Eve tamirat için usta çağırıyorsun
- ustalık belgesi yok
- hiç bir zaman söylediği saatte gelmez
- parayı peşin ister ama işi hep erteler
- malzemeyi sen alsan hizmet ücreti artar
- malzemeyi usta alsa düşük kaliteyi A kalite fiyatına satar; taktığı musluk vanası bir hafta sonra bozulur
- fatura kesmez vergi vermez uzar gider…
Mahalle baskısı diye diye mahalle kültürünün değersizleştirilmesi ve linç edilmesinin akabinde mahalli itibarın, komşuluk ilişkilerinin dayanışmanında bir önemi kalmadığını gördük. Kimsenin kimse umurunda değil herkes günü kurtarma derdinde sonuç tecrübelere aktarılan bir olgu - Kimseye güvenmeme! Peki ya itibar?
İtibar ne kadar paran var ne kadar bağlantın var ile ilişkili bir konu olagelmiştir artık tekrar döneceğim buraya, bu burda dursun.
Beşeri kalite endeksleri olsa bazı şeyler düzelir miydi?
ürettiğimiz mallar kısmende hizmetler için kalite standartları belirlemişiz, barkodlar geliştirmişiz ISO14000 vb gibi. Bir ürünün barkodundan hangi ülke hangi il hangi fabrikada hangi seriden çıktığını
Ülkeye hangi gemi hangi limandan teslim edildiğini
Domatesin çapını, kumaşın yün polyester vb karışım oranlarını tespit ediyoruz pekala insanın kalitesi için olamaz mı böyle bir şey ? Trendyol, getir gb uygulamalar markayı kısmen elite etsede bunlar hep güçlü sermayeler lehine oluyor ne yazık ki
Kahrolsun AVM ler diyen bir esnafa üzülmüyoruz
Diğer taraftan göz göre göre de çürüme yayılıyor.

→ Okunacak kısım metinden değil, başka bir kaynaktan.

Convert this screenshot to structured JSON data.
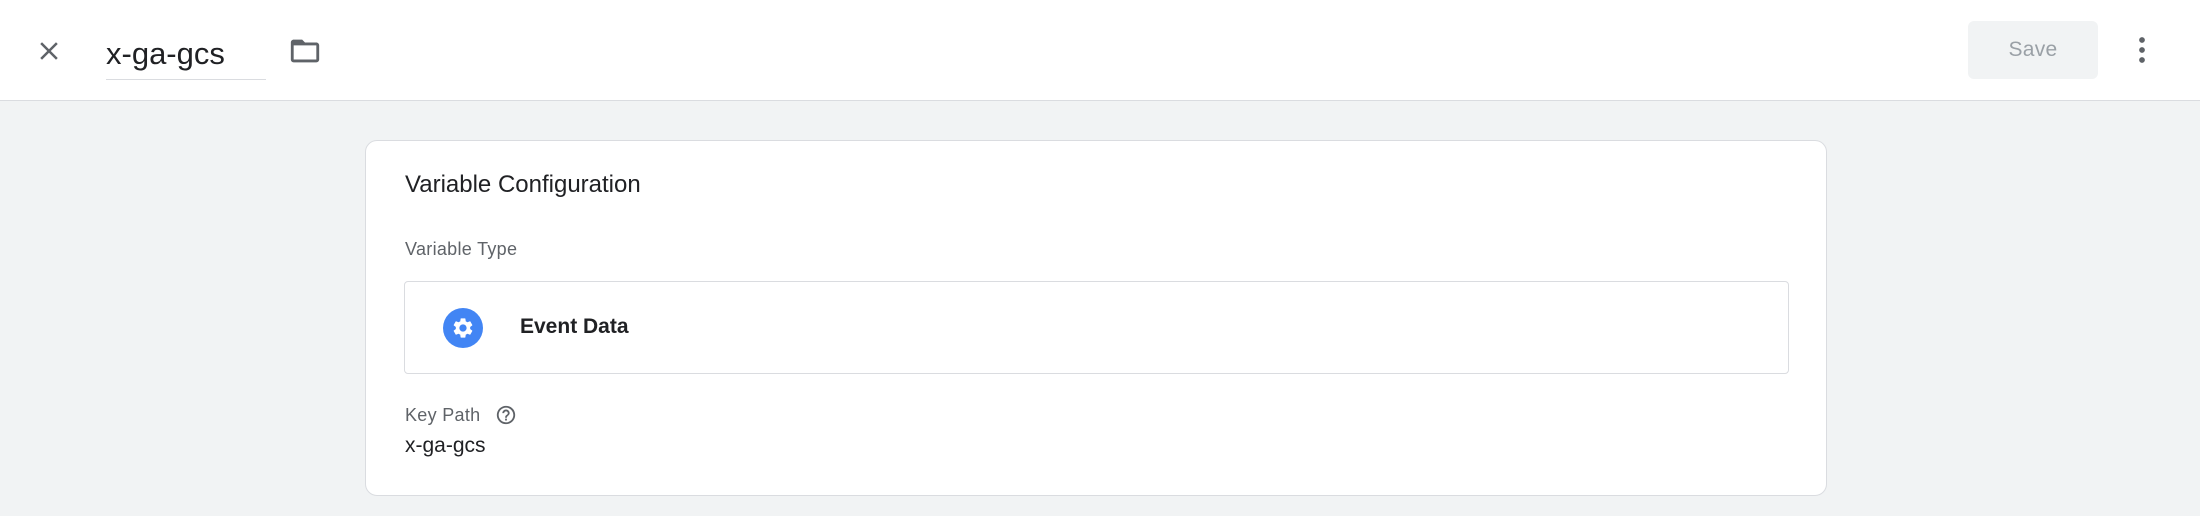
{
  "header": {
    "variable_name": "x-ga-gcs",
    "save_label": "Save",
    "icons": {
      "close": "close-icon",
      "folder": "folder-icon",
      "more": "more-vert-icon"
    }
  },
  "card": {
    "title": "Variable Configuration",
    "variable_type_label": "Variable Type",
    "variable_type": {
      "name": "Event Data",
      "icon": "gear-icon",
      "icon_color": "#4285f4"
    },
    "key_path_label": "Key Path",
    "key_path_value": "x-ga-gcs",
    "help_icon": "help-icon"
  },
  "colors": {
    "accent": "#4285f4",
    "save_disabled_text": "#9aa0a6",
    "background": "#f1f3f4"
  }
}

Konu çok uzadı ama şöyle bir baktım geriye
Sen tüm okulları dereceyle bitir lisans yüksek lisans doktora vb ilerle yaş yirmi altı yirmi yedi oluyor sonra ortalama bir kariyer ile bir ev sahibi olmak istiyorsun ve on yıl taksit ödeyeceksin neyse tamam diyorsun. Niyetlenip yola çıkıyorsun. Birde bakıyorsun ki sana evi satan sözümona müteahhit lise bahçesinde “kız meselesi” saçmalığıyla akran zorbalığı yapmış birilerini yaralamış bütün bunlar olurken kendine bambaşka kendince saygınlık eklediğini düşünen bir serseri çıksın. Sen kariyer kovalarken, o on beş on altı yaşında haraç kesmeye, hapse girip çıkmaya akabinde kimi zaman gasptan kimi zaman değnekçilikten nemalandırdığı en başından itibaren haram bir sermaye ile galericiliğe müteahhitliğe yol almış ve yirmi yirmi beş tane ev sahibi olmuş.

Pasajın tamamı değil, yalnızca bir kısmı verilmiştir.